Transport properties of finite-density SU(2) lattice gauge theory

Transport properties of finite-density SU(2) lattice gauge theory

Quantum Chromodynamics (QCD) is a fundamental theory of nuclear interactions, describing nucleons as composite states of quarks and gluons. Heavy-ion collision experiments create a very hot and dense phase of nuclear matter, in which nucleons melt into a quark-gluon plasma. With more than 100 nucleons participating in each collision, the large numbers of produced quarks and gluons allow us to use hydrodynamics to describe the dynamics of QGP. Since nucleons and quarks are electrically charged, a hot QCD medium has nonzero electric conductivity and is also subject to strong magnetic field generated during the collision, which calls for a magneto-hydrodynamic description. Magneto-hydrodynamic equations require electric conductivity as a first-principle input. In particular, it is of direct importance for the lifetime of magnetic field.

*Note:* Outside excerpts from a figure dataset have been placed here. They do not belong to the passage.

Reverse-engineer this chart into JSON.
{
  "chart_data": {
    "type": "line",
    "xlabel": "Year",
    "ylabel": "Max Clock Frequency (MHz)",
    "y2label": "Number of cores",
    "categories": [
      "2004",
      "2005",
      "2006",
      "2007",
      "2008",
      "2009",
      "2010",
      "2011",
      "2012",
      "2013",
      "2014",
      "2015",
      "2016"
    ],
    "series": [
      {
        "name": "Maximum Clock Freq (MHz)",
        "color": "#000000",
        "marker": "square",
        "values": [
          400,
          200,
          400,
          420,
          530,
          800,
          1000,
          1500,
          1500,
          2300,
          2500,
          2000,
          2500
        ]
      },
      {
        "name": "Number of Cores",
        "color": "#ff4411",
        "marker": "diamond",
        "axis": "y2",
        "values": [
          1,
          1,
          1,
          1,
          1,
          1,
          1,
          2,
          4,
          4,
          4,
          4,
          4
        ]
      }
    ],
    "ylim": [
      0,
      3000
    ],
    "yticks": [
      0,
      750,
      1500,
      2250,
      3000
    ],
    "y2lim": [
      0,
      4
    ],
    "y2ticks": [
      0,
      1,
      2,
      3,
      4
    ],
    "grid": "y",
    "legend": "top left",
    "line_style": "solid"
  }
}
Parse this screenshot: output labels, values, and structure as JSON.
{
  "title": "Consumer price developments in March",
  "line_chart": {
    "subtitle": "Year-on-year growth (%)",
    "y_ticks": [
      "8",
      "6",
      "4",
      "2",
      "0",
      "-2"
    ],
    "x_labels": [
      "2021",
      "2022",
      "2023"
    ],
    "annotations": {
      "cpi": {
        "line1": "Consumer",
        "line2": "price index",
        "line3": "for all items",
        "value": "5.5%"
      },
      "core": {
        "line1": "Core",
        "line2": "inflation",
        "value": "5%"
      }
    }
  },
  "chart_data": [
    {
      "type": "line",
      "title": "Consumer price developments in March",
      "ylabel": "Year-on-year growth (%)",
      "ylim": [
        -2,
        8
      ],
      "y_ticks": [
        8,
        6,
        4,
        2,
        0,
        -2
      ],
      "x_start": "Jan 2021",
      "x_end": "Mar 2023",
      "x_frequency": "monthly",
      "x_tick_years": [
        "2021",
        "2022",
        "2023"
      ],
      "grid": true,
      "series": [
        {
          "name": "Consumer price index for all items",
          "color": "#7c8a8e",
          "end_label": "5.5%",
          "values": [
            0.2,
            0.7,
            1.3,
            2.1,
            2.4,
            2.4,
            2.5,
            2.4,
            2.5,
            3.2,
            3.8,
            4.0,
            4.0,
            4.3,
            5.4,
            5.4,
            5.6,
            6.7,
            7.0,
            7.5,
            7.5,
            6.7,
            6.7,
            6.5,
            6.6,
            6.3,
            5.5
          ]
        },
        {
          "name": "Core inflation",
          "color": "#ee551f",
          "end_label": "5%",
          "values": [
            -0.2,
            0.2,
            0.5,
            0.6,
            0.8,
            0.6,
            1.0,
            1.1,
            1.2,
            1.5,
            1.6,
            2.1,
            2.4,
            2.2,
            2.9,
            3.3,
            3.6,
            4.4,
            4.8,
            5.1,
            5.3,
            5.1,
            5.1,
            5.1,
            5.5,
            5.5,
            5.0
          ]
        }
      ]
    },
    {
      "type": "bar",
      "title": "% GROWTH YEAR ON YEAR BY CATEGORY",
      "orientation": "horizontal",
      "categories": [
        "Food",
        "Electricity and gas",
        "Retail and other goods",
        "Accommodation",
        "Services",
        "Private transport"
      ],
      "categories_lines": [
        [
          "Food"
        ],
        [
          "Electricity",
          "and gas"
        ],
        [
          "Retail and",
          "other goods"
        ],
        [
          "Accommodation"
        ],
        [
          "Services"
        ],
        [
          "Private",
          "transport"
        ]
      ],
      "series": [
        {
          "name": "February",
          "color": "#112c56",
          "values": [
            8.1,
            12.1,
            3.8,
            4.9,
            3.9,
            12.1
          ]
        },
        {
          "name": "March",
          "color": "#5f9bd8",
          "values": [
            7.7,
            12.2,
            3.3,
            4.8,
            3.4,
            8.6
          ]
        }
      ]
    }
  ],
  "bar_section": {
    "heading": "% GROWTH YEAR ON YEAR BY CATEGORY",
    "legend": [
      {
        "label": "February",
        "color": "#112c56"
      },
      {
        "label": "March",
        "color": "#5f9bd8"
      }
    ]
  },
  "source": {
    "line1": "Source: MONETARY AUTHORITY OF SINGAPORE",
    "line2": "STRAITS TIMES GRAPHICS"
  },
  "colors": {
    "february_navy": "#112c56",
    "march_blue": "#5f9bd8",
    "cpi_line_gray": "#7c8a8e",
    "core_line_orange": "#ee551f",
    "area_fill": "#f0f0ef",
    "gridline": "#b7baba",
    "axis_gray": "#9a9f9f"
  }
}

We carried out the first numerical study of the density dependence of electric conductivity. While this study is hardly possible in real QCD because of the fermionic sign problem which makes the path integral weight non-positive and does not allow for Monte-Carlo simulations, we circumvented the sign problem by replacing the SU(3) gauge group of QCD with the SU(2) gauge group. The resulting SU(2) gauge theory is similar to QCD for small densities. Using SU(2) gauge theory, we found that the density dependence of electric conductivity is mostly close to that of free quarks, and becomes somewhat more pronounced in the vicinity of the chiral crossover which separates the hadronic and the quark-gluon plasma regimes (see Figure). Furthermore, quantum anomalies of gauge theory (violations of classical chiral symmetry at the quantum level) generate new terms in magneto-hydrodynamic equations, known as anomalous transport phenomena. We used SU(2) gauge theory with finite fermion density to study one of these phenomena, the generation of fermionic chirality flow along the magnetic field in dense plasma, dubbed the Chiral Separation Effect. Justifying some of the popular phenomenological approaches, we found that the strength of the Chiral Separation Effect is well described by the free quark gas approximation everywhere in the phase diagram except for the low-temperature, low-density regime.